Two classes of doctors will probably emerge, even more distinctively than before: doctors who follow protocols suggested by computers, whose tasks will become closer to those of paramedics, and doctors engaged in research who write protocols that will bind other doctors. The first class will probably see a reduction in its freedom to make medical choices, but may be increasingly shielded from medical malpractice litigation. The protocol-writing doctors will work even more closely with the industry that designs, tests and manufactures medical technology.

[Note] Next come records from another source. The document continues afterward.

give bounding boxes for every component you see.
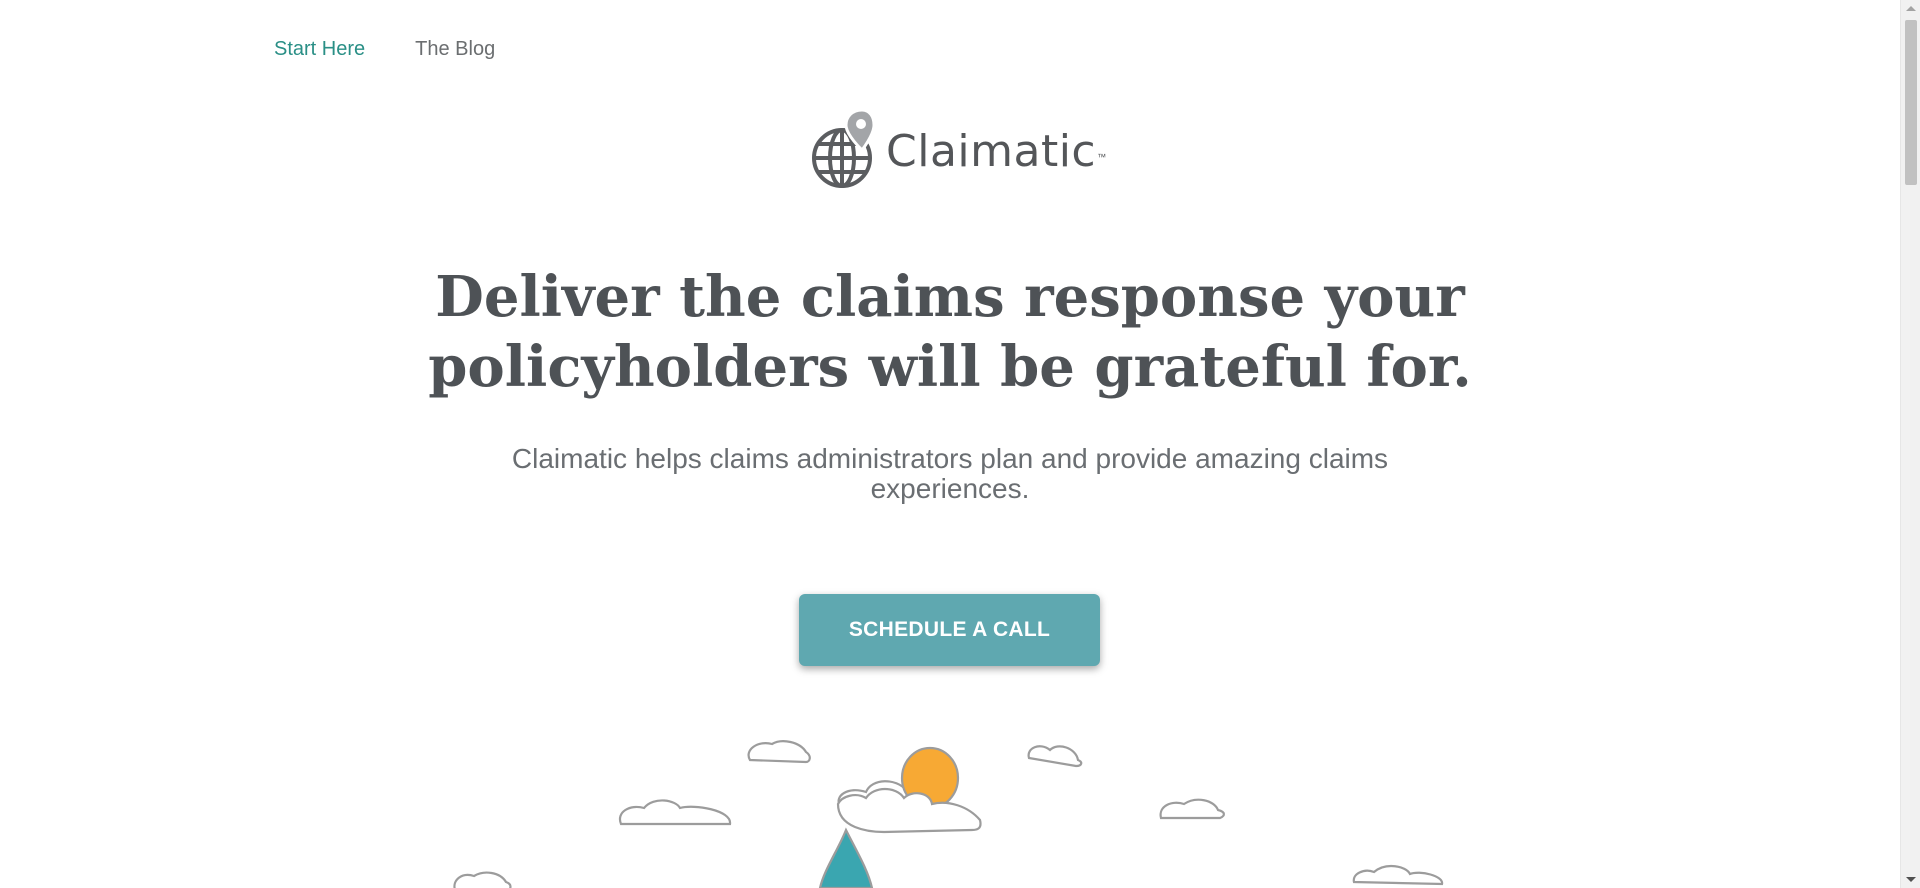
rocket-icon (818, 827, 874, 888)
top-nav: Start Here The Blog (274, 38, 495, 61)
hero-headline-line-2: policyholders will be grateful for. (428, 334, 1472, 400)
cloud-icon (1352, 865, 1444, 886)
cloud-icon (1027, 745, 1083, 768)
cloud-icon (618, 799, 732, 826)
scroll-down-arrow-icon[interactable] (1906, 877, 1916, 882)
scrollbar-thumb[interactable] (1905, 20, 1917, 185)
cloud-icon (453, 871, 512, 888)
logo-wordmark: Claimatic (886, 125, 1097, 177)
hero-headline-line-1: Deliver the claims response your (435, 264, 1465, 330)
cloud-icon (1159, 798, 1225, 820)
cloud-icon (836, 787, 982, 834)
globe-location-pin-icon (812, 108, 876, 188)
page: Start Here The Blog Claimatic ™ Deliver … (0, 0, 1920, 888)
schedule-a-call-button[interactable]: SCHEDULE A CALL (799, 594, 1100, 666)
cloud-icon (747, 740, 811, 764)
vertical-scrollbar[interactable] (1900, 0, 1920, 888)
claimatic-logo[interactable]: Claimatic ™ (810, 106, 1106, 192)
scroll-up-arrow-icon[interactable] (1906, 6, 1916, 11)
hero-headline: Deliver the claims response your policyh… (0, 262, 1900, 402)
logo-trademark: ™ (1097, 152, 1107, 162)
hero-illustration (453, 740, 1444, 888)
nav-start-here-link[interactable]: Start Here (274, 38, 365, 61)
nav-the-blog-link[interactable]: The Blog (415, 38, 495, 61)
hero-subheadline: Claimatic helps claims administrators pl… (511, 443, 1389, 504)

Watch Out for the Paradox of Automation!

As this very interesting article (based on an analysis of the 2009 crash of Air France Flight 447, which killed 228 people) suggests, the so called “Paradox of Automation” could come into play. Tim Harford, the author, explains it as follows: “First, automatic systems accommodate incompetence by being easy to operate and by automatically correcting mistakes. Because of this, an inexpert operator can function for a long time before his lack of skill becomes apparent – his incompetence is a hidden weakness that can persist almost indefinitely. Second, even if operators are expert, automatic systems erode their skills by removing the need for practice. Third, automatic systems tend to fail either in unusual situations or in ways that produce unusual situations, requiring a particularly skilful response. A more capable and reliable automatic system makes the situation worse.

Technology that babysits doctors may ultimately weaken their skills. While automated devices may limit small errors, they may “create the opportunities for large ones”.

Conclusions.

Technology surely helps, who could deny that? But a messianic hope that technology will propel us into a risk-free, error-free and… malpractice-free world is a simplistic approach that is plain wrong.